The US dollar strengthens, with USD/JPY approaching daily highs amidst fluctuating euro and pound movements

    by VT Markets
    /
    Jul 4, 2025

    The US dollar experienced fluctuations following the non-farm payrolls report. Initially, the dollar rose but later lost ground against the euro, pound, and commodity currencies within hours.

    Profit-taking in euro positions occurred, possibly due to anticipated US-EU negotiations over the weekend. Given previous events, further developments and volatility can be expected in this scenario.

    Market Movement Analysis

    Elsewhere, the USD/JPY pair saw gains, driven by a 9 basis points increase in US 2-year yields and a rise in risk assets. The S&P 500 increased by 0.85%, nearing the day’s high, with USD/JPY approaching its peak for the period.

    The initial movement in dollar strength straight after the non-farm payrolls data tells us that markets initially interpreted the figures as grounds for tighter monetary conditions. However, this reaction did not hold. We saw the dollar begin to shed gains fairly quickly, especially against high-beta currencies and defensive majors. This indicates that sentiment remains delicately balanced. After the dust settled, it appeared that investors re-evaluated the data through the lens of softer inflation expectations or perhaps concerns over labour market resilience.

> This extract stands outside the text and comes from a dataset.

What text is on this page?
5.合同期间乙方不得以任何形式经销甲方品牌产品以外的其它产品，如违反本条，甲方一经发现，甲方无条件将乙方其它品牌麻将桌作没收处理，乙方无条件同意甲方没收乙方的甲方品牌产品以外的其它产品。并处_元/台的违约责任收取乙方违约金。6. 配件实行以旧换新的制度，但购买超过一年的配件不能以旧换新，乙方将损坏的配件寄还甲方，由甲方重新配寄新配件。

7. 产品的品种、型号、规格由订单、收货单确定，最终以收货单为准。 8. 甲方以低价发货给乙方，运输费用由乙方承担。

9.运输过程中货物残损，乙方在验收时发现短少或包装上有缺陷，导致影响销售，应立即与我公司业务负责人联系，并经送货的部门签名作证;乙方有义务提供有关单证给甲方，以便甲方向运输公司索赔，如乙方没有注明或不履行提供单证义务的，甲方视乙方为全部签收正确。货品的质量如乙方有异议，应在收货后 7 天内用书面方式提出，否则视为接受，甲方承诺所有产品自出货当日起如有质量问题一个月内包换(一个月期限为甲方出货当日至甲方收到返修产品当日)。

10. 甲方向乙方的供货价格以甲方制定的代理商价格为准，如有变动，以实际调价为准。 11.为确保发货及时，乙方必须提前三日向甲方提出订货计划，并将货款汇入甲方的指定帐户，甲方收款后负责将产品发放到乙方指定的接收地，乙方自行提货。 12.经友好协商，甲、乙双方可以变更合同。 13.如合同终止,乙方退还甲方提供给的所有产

    Profit-taking in euro trades strongly suggests that some desks are unwilling to hold larger positions going into known event risks. The prospect of cross-Atlantic talks, whether on trade, defence commitments, or digital regulation, has a history of sending fresh short-term signals into markets. We’ve often seen this play out before. When traders reduce exposures like this, it usually leads to lower liquidity during regional sessions and a propensity for sharper price swings. Moving into the week, we might see tighter ranges until news from policymakers becomes available.


    Usd Jpy Movements

    As for the USD/JPY movement, there are few surprises when US yields jump by nearly ten basis points. A 9 bps push in the 2-year reflects stronger rate expectations, which tend to lift the dollar against currencies with flatter curves. But it’s not just bonds doing the heavy lifting. The tick-up in risk assets like equities shows renewed appetite for risk, drawing capital flows into sectors and regions that tend to benefit when sentiment improves. This supported yen weakness further, as short covering appeared limited.

    We should also consider that the S&P 500 edging toward its session highs introduces a feedback loop, where higher equities temper demand for safe-haven currencies. For pairs like USD/JPY, which often correlate with US stock movements and short-term real rates, the dynamic is particularly active. Importantly, the Japanese side of the equation remains relatively quiet on intervention narratives, which gives more breathing room for traders.

    This environment requires discipline on flows. If pricing continues to reflect interest rate speculation rather than data conviction, volatility on short-term spreads will stay elevated. Directional trades need justification beyond broad risk cues. We’re also tracking options pricing, where implied volatility still trades above recent averages—suggesting positioning remains defensive, not directional.

    In the coming sessions, price sensitivity to interest rate commentary is likely to remain high. What we read from price action is responsive rather than predictive. Misjudging sentiment reversals could trigger forced repositioning, especially in leverage-driven strategies tied to rates and equity momentum. Better to stay aware of yield differentials and divergence themes rather than get caught up in headline reactions. Movement in spot FX reflects a real tug-of-war between rate outlooks and political uncertainty—something we’ve watched play out in previous cycles.

    Watching forward, short-duration strategies might continue to dominate, as timing remains tricky. Markets are clearly still reactive rather than committed.